No cabe duda que los humanos sentimos especial gusto por los clisés, los cuales muchas veces determinan nuestras vidas. Gracias a los medios de comunicación masiva y a la fe en una cultura tecnocrática, hedonista, triunfalista, mucha gente está convencida de que la ciencia es la nueva religión: si no le haces caso, estás fuera de moda y de este mundo. Lo que empezó como una recomendación con base en datos “fríos”, se convirtió en una certeza, “pues lo dijeron los científicos”. Poco después, los investigadores de una de las disciplinas del conocimiento menos exactas, la predicción de sismos y, peor aún, de su intensidad, fueron acusados por familiares dolidos que necesitaban de un culpable para acompañar su duelo, y contaron con la asesoría de abogados briosos en busca de nuevos litigios. Luego de la sentencia punitiva, el fin de semana el profesor Luciano Maiani, presidente de la Agencia, así como otros funcionarios de esa dependencia, presentaron su renuncia.

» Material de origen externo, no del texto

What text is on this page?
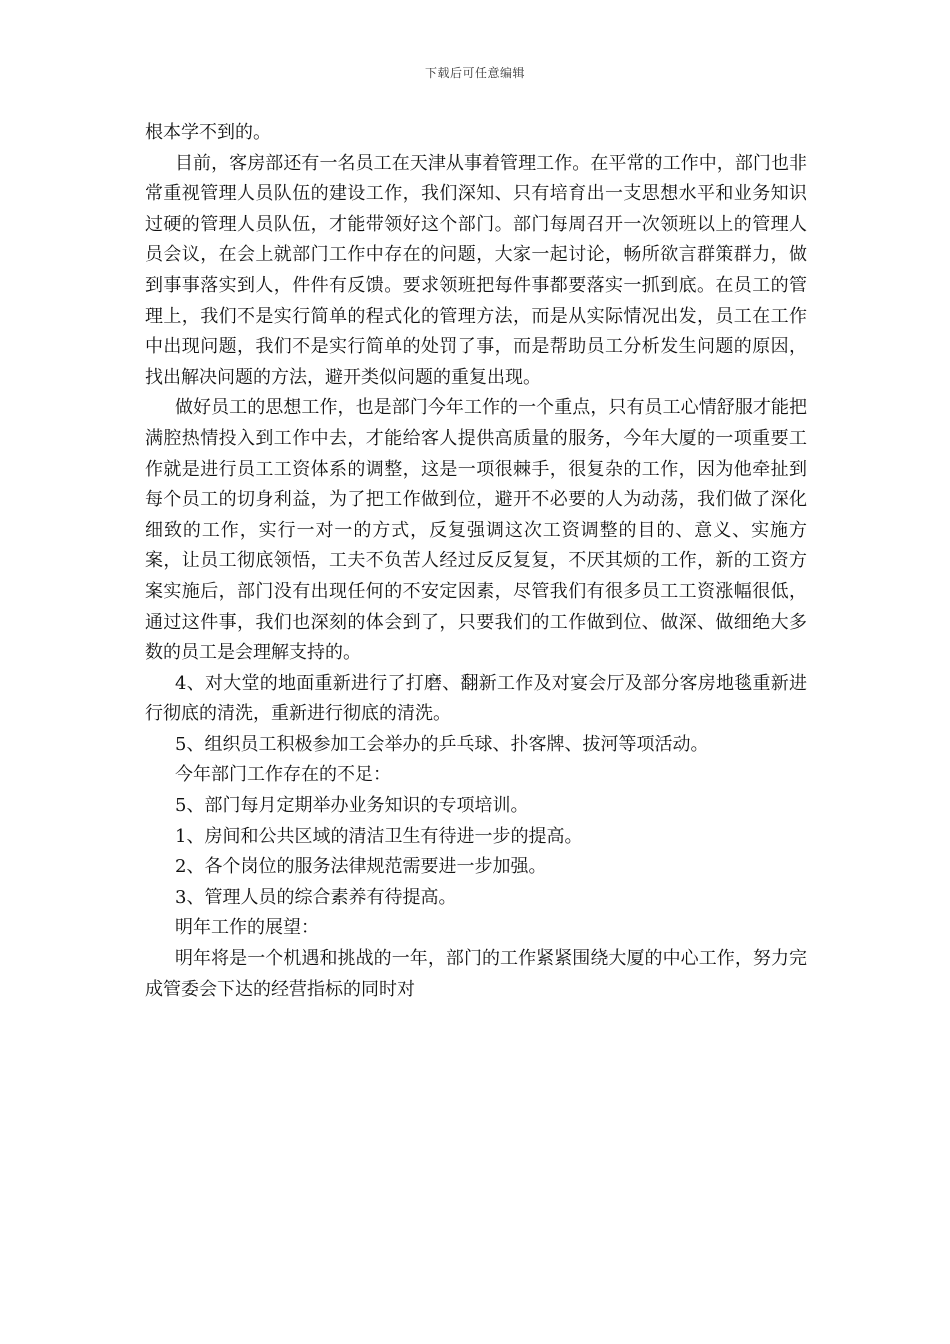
下载后可任意编辑

根本学不到的。

目前，客房部还有一名员工在天津从事着管理工作。在平常的工作中，部门也非常重视管理人员队伍的建设工作，我们深知、只有培育出一支思想水平和业务知识过硬的管理人员队伍，才能带领好这个部门。部门每周召开一次领班以上的管理人员会议，在会上就部门工作中存在的问题，大家一起讨论，畅所欲言群策群力，做到事事落实到人，件件有反馈。要求领班把每件事都要落实一抓到底。在员工的管理上，我们不是实行简单的程式化的管理方法，而是从实际情况出发，员工在工作中出现问题，我们不是实行简单的处罚了事，而是帮助员工分析发生问题的原因，找出解决问题的方法，避开类似问题的重复出现。

做好员工的思想工作，也是部门今年工作的一个重点，只有员工心情舒服才能把满腔热情投入到工作中去，才能给客人提供高质量的服务，今年大厦的一项重要工作就是进行员工工资体系的调整，这是一项很棘手，很复杂的工作，因为他牵扯到每个员工的切身利益，为了把工作做到位，避开不必要的人为动荡，我们做了深化细致的工作，实行一对一的方式，反复强调这次工资调整的目的、意义、实施方案，让员工彻底领悟，工夫不负苦人经过反反复复，不厌其烦的工作，新的工资方案实施后，部门没有出现任何的不安定因素，尽管我们有很多员工工资涨幅很低，通过这件事，我们也深刻的体会到了，只要我们的工作做到位、做深、做细绝大多数的员工是会理解支持的。

4、对大堂的地面重新进行了打磨、翻新工作及对宴会厅及部分客房地毯重新进行彻底的清洗，重新进行彻底的清洗。

5、组织员工积极参加工会举办的乒乓球、扑客牌、拔河等项活动。

今年部门工作存在的不足：

5、部门每月定期举办业务知识的专项培训。

1、房间和公共区域的清洁卫生有待进一步的提高。

2、各个岗位的服务法律规范需要进一步加强。

3、管理人员的综合素养有待提高。

明年工作的展望：

明年将是一个机遇和挑战的一年，部门的工作紧紧围绕大厦的中心工作，努力完成管委会下达的经营指标的同时对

Maiani es un ilustre cazador de partículas, a quien en alguna ocasión, cuando era director general del CERN, le pregunté sobre la ríspida relación entre la ciencia de bajo presupuesto y la ciencia que gasta millones. Me dijo que si quieres andar por la ribera, búscate una “piccola barcarola”, pero si deseas cruzar los océanos, debes contar con un buque y estar preparado para todo. Así, ¿en qué ciencia se puede confiar y en cuál no? El asunto no radica en una decisión ética (en todo caso, es más estética), y ni de lejos opera por consenso “democrático”. Tiene que ver con una combinación de accidentes afortunados y pensamientos sagaces y originales. O, como decía Pasteur, la suerte favorece a los mejor preparados.
Como quiera que sea, hoy en día la presión social es tan fuerte sobre una comunidad que se esfuerza por mantener el espíritu, que el error y la duda pueden costarles caro. El penoso suceso me recuerda otro reciente, de triste memoria, que por coincidencia también aconteció alrededor del Gran Sasso. Un grupo de investigadores en física, supuestamente la más exacta, enviaron un chorro de la partícula súper ligera llamada neutrino desde el CERN, en Ginebra, al laboratorio subterráneo localizado dentro de ese macizo montañoso en Italia y tuvieron la osadía de decir lo que estaban “viendo”, sabiendo de antemano no sólo que podrían estar equivocados, cosa elemental, sino que podrían estar en lo cierto. Me refiero a miembros del proyecto OPERA, quienes anunciaron que dichas partículas subatómicas habían viajado más rápido que la luz, “derribando” con ello uno de los paradigmas mejor establecidos de la física en la actualidad, según el cual nada en el Universo conocido viaja más rápido que los fotones. Ante la abrumadora evidencia en su contra, debido a una mala medición experimental, los investigadores cayeron en el descrédito y pasaron al país de la sombras, al depósito de los leños muertos.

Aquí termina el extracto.